Studio album by Portico Quartet
- Released: 30 January 2012
- Recorded: August 2011
- Studio: The Fish Factory, London
- Genre: Jazz, ambient, electronic
- Length: 48:15
- Label: Real World
- Producer: Portico Quartet

Portico Quartet chronology
| Isla (2009) | Portico Quartet (2012) | Live/Remix (2013) |

= Portico Quartet (album) =

Portico Quartet is the third studio album by the British group Portico Quartet, released in January 2012.

Professional ratings
Review scores
| Source | Rating |
| All About Jazz |  |
| BBC Music Magazine |  |
| Crack Magazine | 19/20 |
| DJ Mag | 8.5/10 |
| DIY |  |
| Drowned in Sound |  |
| The Guardian |  |
| Mojo |  |
| MusicOMH |  |
| Written in Music |  |

== Background ==
Portico Quartet is Portico Quartet's third studio album. The album saw a notable development in style, incorporating significant use of electronics and looping compared to the acoustic sound of their first two albums Knee-Deep in the North Sea and Isla.

The group had already been exploring use of electronics, live samples and looping when touring their second album Isla in 2010. This was accelerated when founding member Nick Mulvey left in 2011 to pursue a career as a singer-songwriter. Without their main hang player, the group turned to sampling the hang, as well as using a hybrid mix of electronic and acoustic drums, and electronically treated and looped bowed bass and saxophone lines.
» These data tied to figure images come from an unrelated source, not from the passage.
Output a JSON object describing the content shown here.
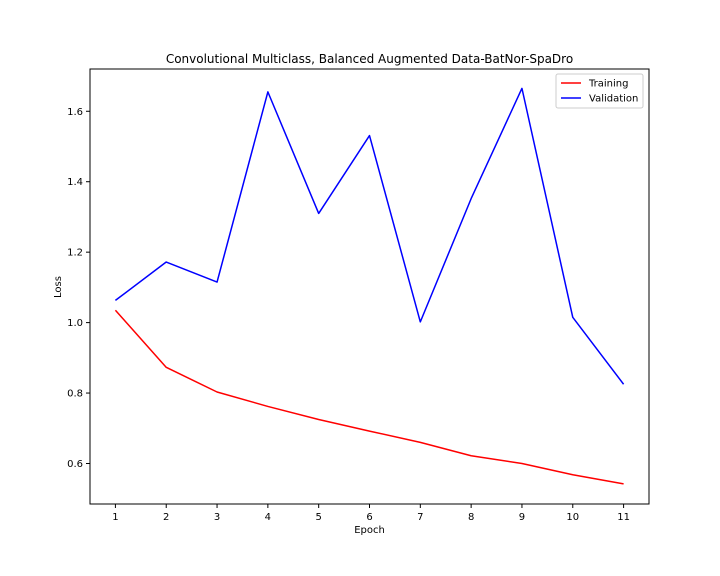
{
  "chart_data": {
    "type": "line",
    "title": "Convolutional Multiclass, Balanced Augmented Data-BatNor-SpaDro",
    "xlabel": "Epoch",
    "ylabel": "Loss",
    "x": [
      1,
      2,
      3,
      4,
      5,
      6,
      7,
      8,
      9,
      10,
      11
    ],
    "xlim": [
      0.5,
      11.5
    ],
    "ylim": [
      0.485,
      1.72
    ],
    "xticks": [
      1,
      2,
      3,
      4,
      5,
      6,
      7,
      8,
      9,
      10,
      11
    ],
    "yticks": [
      0.6,
      0.8,
      1.0,
      1.2,
      1.4,
      1.6
    ],
    "ytick_labels": [
      "0.6",
      "0.8",
      "1.0",
      "1.2",
      "1.4",
      "1.6"
    ],
    "grid": false,
    "legend_position": "top-right",
    "series": [
      {
        "name": "Training",
        "color": "#ff0000",
        "values": [
          1.035,
          0.873,
          0.803,
          0.762,
          0.725,
          0.692,
          0.66,
          0.622,
          0.6,
          0.568,
          0.542
        ]
      },
      {
        "name": "Validation",
        "color": "#0000ff",
        "values": [
          1.063,
          1.172,
          1.115,
          1.655,
          1.31,
          1.531,
          1.002,
          1.352,
          1.665,
          1.015,
          0.825
        ]
      }
    ]
  }
}
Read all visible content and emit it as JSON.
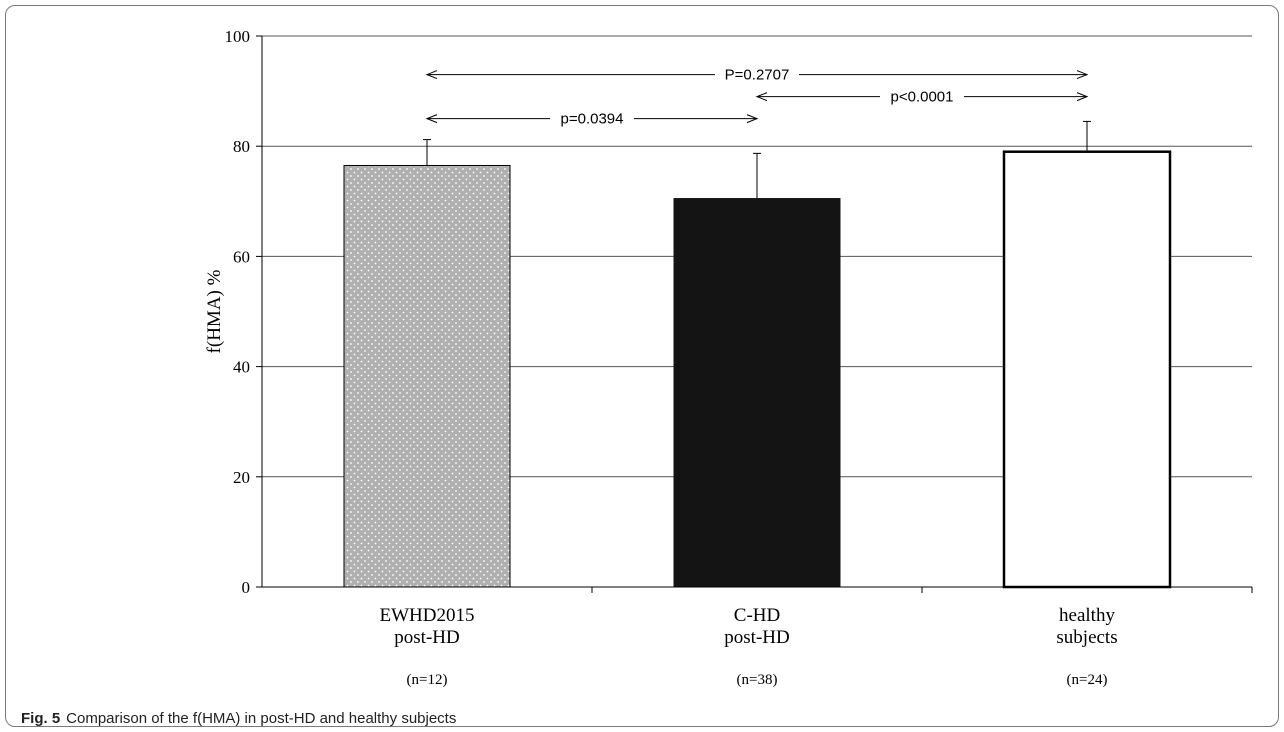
{
  "caption": {
    "label": "Fig. 5",
    "text": "Comparison of the f(HMA) in post-HD and healthy subjects"
  },
  "chart_data": {
    "type": "bar",
    "ylabel": "f(HMA) %",
    "ylim": [
      0,
      100
    ],
    "yticks": [
      0,
      20,
      40,
      60,
      80,
      100
    ],
    "grid": true,
    "categories": [
      {
        "line1": "EWHD2015",
        "line2": "post-HD",
        "n": "(n=12)"
      },
      {
        "line1": "C-HD",
        "line2": "post-HD",
        "n": "(n=38)"
      },
      {
        "line1": "healthy",
        "line2": "subjects",
        "n": "(n=24)"
      }
    ],
    "values": [
      76.5,
      70.5,
      79
    ],
    "error_plus": [
      4.7,
      8.2,
      5.5
    ],
    "bar_styles": [
      "dotted-gray",
      "black",
      "white-outline"
    ],
    "comparisons": [
      {
        "from": 0,
        "to": 2,
        "label": "P=0.2707",
        "level": 93
      },
      {
        "from": 0,
        "to": 1,
        "label": "p=0.0394",
        "level": 85
      },
      {
        "from": 1,
        "to": 2,
        "label": "p<0.0001",
        "level": 89
      }
    ]
  },
  "colors": {
    "axis": "#000000",
    "grid": "#555555",
    "bar_gray": "#b0b0b0",
    "bar_black": "#141414",
    "bar_white": "#ffffff"
  }
}
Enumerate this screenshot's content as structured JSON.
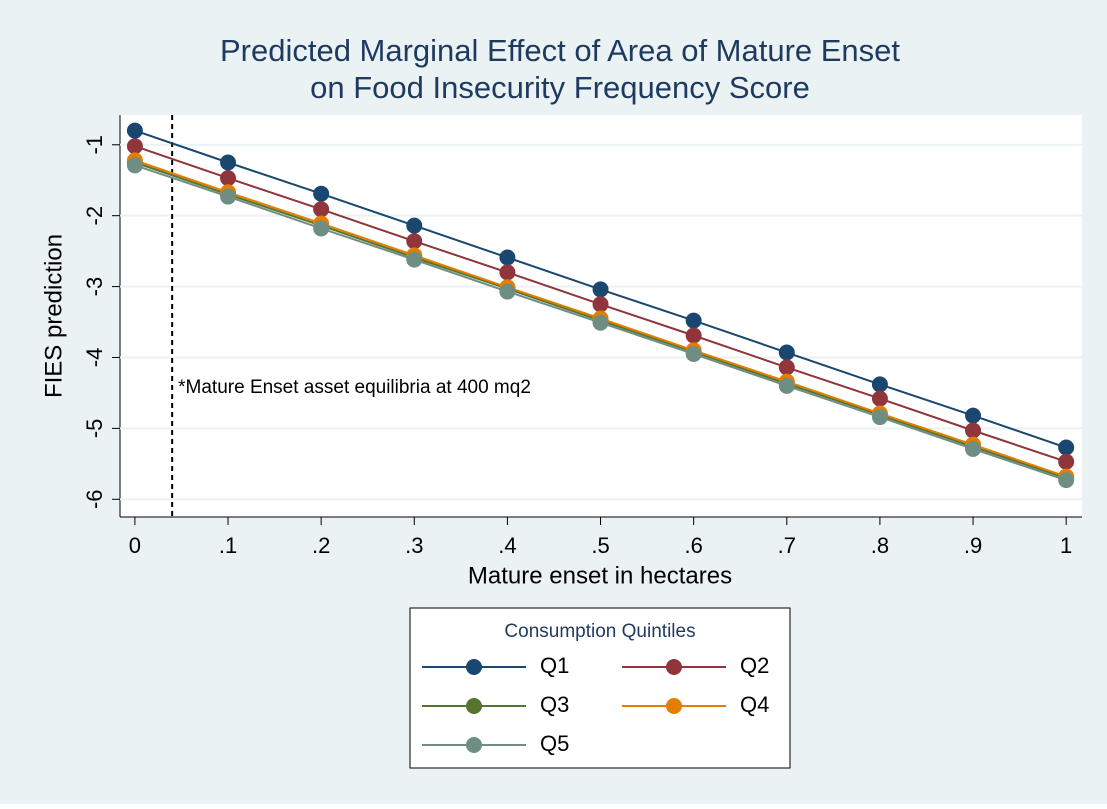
{
  "chart_data": {
    "type": "line",
    "title": "Predicted Marginal Effect of Area of Mature Enset",
    "subtitle": "on Food Insecurity Frequency Score",
    "x_label": "Mature enset in hectares",
    "y_label": "FIES  prediction",
    "x": [
      0,
      0.1,
      0.2,
      0.3,
      0.4,
      0.5,
      0.6,
      0.7,
      0.8,
      0.9,
      1
    ],
    "series": [
      {
        "name": "Q1",
        "color": "#1a476f",
        "values": [
          -0.8,
          -1.25,
          -1.69,
          -2.14,
          -2.59,
          -3.04,
          -3.48,
          -3.93,
          -4.38,
          -4.82,
          -5.27
        ]
      },
      {
        "name": "Q2",
        "color": "#90353b",
        "values": [
          -1.02,
          -1.47,
          -1.91,
          -2.36,
          -2.8,
          -3.25,
          -3.69,
          -4.14,
          -4.58,
          -5.03,
          -5.47
        ]
      },
      {
        "name": "Q3",
        "color": "#55752f",
        "values": [
          -1.25,
          -1.7,
          -2.14,
          -2.59,
          -3.03,
          -3.48,
          -3.92,
          -4.37,
          -4.81,
          -5.26,
          -5.7
        ]
      },
      {
        "name": "Q4",
        "color": "#e37e00",
        "values": [
          -1.22,
          -1.67,
          -2.11,
          -2.56,
          -3.01,
          -3.45,
          -3.9,
          -4.34,
          -4.79,
          -5.23,
          -5.68
        ]
      },
      {
        "name": "Q5",
        "color": "#6e8e84",
        "values": [
          -1.29,
          -1.73,
          -2.18,
          -2.62,
          -3.07,
          -3.51,
          -3.95,
          -4.4,
          -4.84,
          -5.29,
          -5.73
        ]
      }
    ],
    "xlim": [
      -0.016,
      1.017
    ],
    "ylim": [
      -6.25,
      -0.58
    ],
    "xticks": [
      0,
      {
        "value": 0.1,
        "label": ".1"
      },
      {
        "value": 0.2,
        "label": ".2"
      },
      {
        "value": 0.3,
        "label": ".3"
      },
      {
        "value": 0.4,
        "label": ".4"
      },
      {
        "value": 0.5,
        "label": ".5"
      },
      {
        "value": 0.6,
        "label": ".6"
      },
      {
        "value": 0.7,
        "label": ".7"
      },
      {
        "value": 0.8,
        "label": ".8"
      },
      {
        "value": 0.9,
        "label": ".9"
      },
      1
    ],
    "yticks": [
      -1,
      -2,
      -3,
      -4,
      -5,
      -6
    ],
    "grid": true,
    "vline": 0.04,
    "annotation": "*Mature Enset asset equilibria at 400 mq2",
    "legend_title": "Consumption Quintiles",
    "legend_position": "bottom"
  }
}
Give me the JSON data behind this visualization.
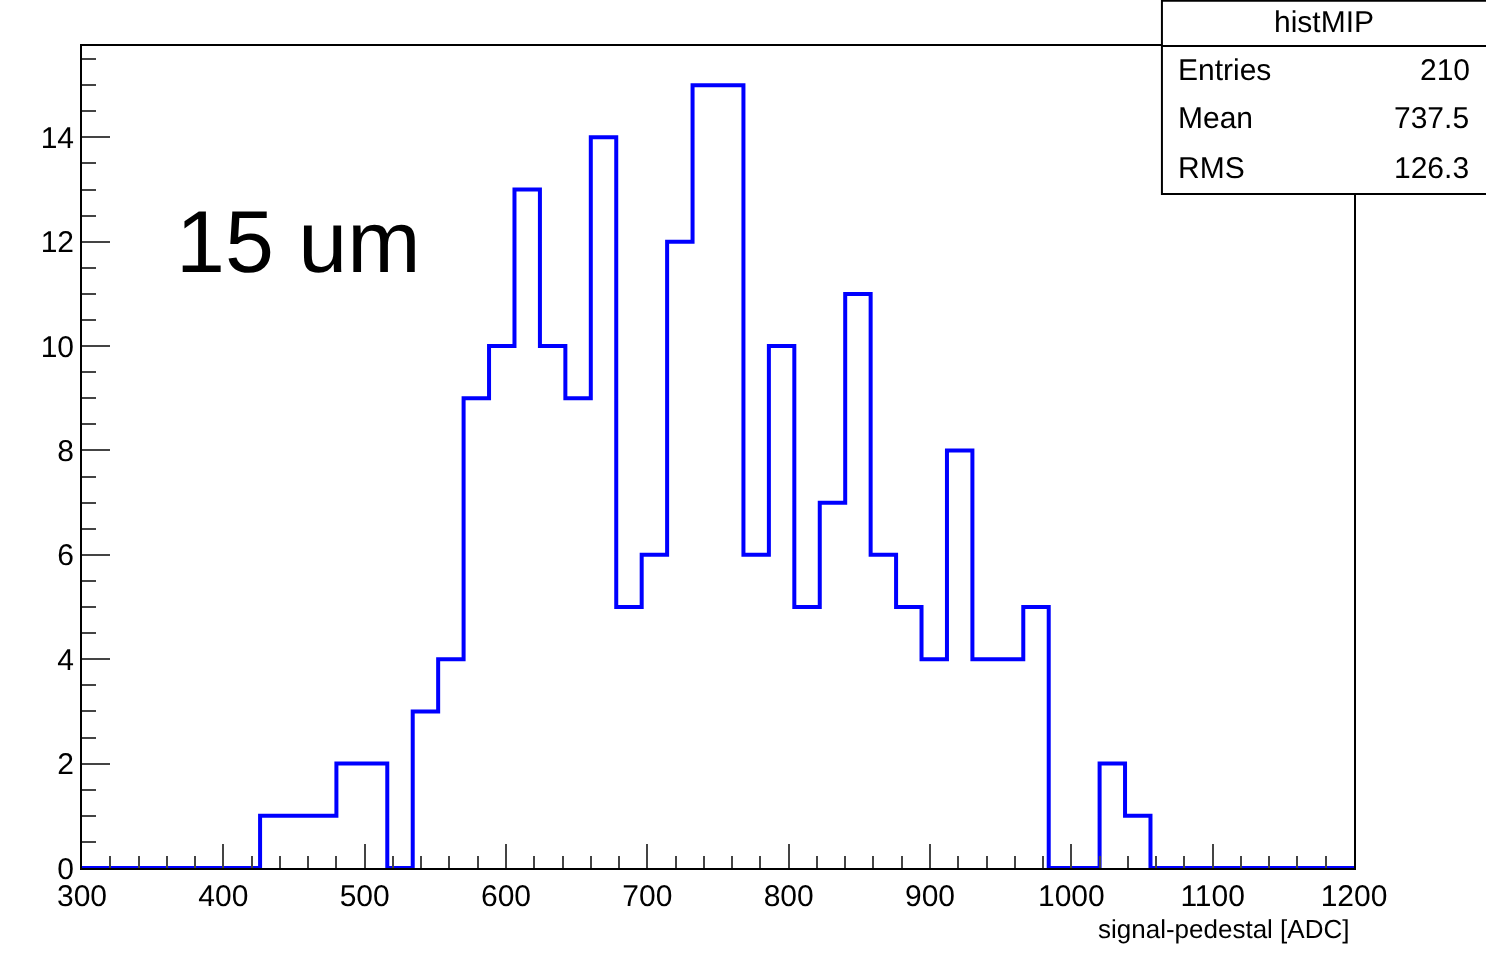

The drummer, Duncan Bellamy, explained the new approach for the track Laker Boo in a contemporary interview:

“The twinkly loop that starts it is actually the hang on the loop station but pitched up a couple of octaves and then I pitched the hang down two octaves so the bass notes on that tune are the hang as well. Then Milo is bowing the bass and I was playing the bass drum and the hi hat - then Jack was playing all the samples on the keyboard - because we are now looking for ways to not always have the saxophone, or the sound of the hang, but it's still in there - and that really felt like a breakthrough.”

The artwork and design for the album was done by the drummer Duncan Bellamy, who has a degree in Fine Art from Central Saint Martins.

== Critical reception ==
Portico Quartet received widespread critical acclaim upon its release. In the UK it charted at #98 the week after its release.

Many reviewers heralded the album's mix of electronic and acoustic sounds, and its use of texture. Music OMH highlighted how it managed to “amalgamate arrangements of modern and traditional instruments to devastating, hypnotic effect” and All About Jazz praised the “greatly expanded sonic palette and stylistic purview”. DIY Magazine called it “one of the first truly remarkable records of 2012…an album which grabs the zeitgeist but still stays true to its roots: callipygously shuffling, painlessly segueing, mingling the darkest rags ‘n’ bones of dubstep, d ‘n’b and off-kilter jazz, all the while interweaving heck loads of new-found textures and electronics. It’s a forward-thinking game-change which feels rich, warm and – quite simply – astounding”.

Other reviewers highlighted the album's production. Crack Magazine said that “Portico Quartet's subtle musical intricacies combined with production values heralding unrivalled clarity have been meshed in a very modern way to create an album of wonderful proportions and balanced minimalism. Stunning.”

The inclusion of a track with vocals - for the first time ever on a Portico Quartet album - divided opinion, however. The Guardian called it “the best track…a triumph”, while Music OMH thought it was “jarring”.

The album came 3rd in Crack Magazine's top 100 albums of 2012 who commented that it was “a glorious success in changing direction…less focused on the hang-drum that defined previous releases, the minimal sparse approach and killer production quality left an indelible mark on our listening.”

== Track listing ==
All songs composed, arranged and performed by Portico Quartet.
1. Window Seat - 3:18
2. Ruins - 5:34
3. Spinner - 4:39
4. Rubidium - 8:44
5. Export to Hot Climates - 1:08
6. Laker Boo - 7:51
7. Steepless ft. Cornelia - 3:57
8. 4096 Colours - 4:35
9. City of Glass - 6:36
10. Trace - 1:53

== EP02 Portico Quartet ==
A separate 2012 EP collected together bonus tracks and outtakes from the Portico Quartet sessions.
1. Coy Carp - 5:24
2. Sock Puppets - 5:47
3. VTOL - 2:31
4. Steepless ft. Cornelia (Remix) - 2:02
5. Train to Montauk - 6:16

== Personnel ==
- Jack Wyllie - Saxophones, electronics, piano, synth
- Duncan Bellamy - Drums, electronics, vocals
- Milo Fitzpatrick - Double bass, electronics
- Keir Vine - Hang, synth

- Produced by Portico Quartet.
- Engineered by Greg Freeman. Mixed by Greg Freeman and Portico Quartet.
- Mastered by Mandy Parnell at Black Saloon.
- Artwork and design by Duncan Bellamy.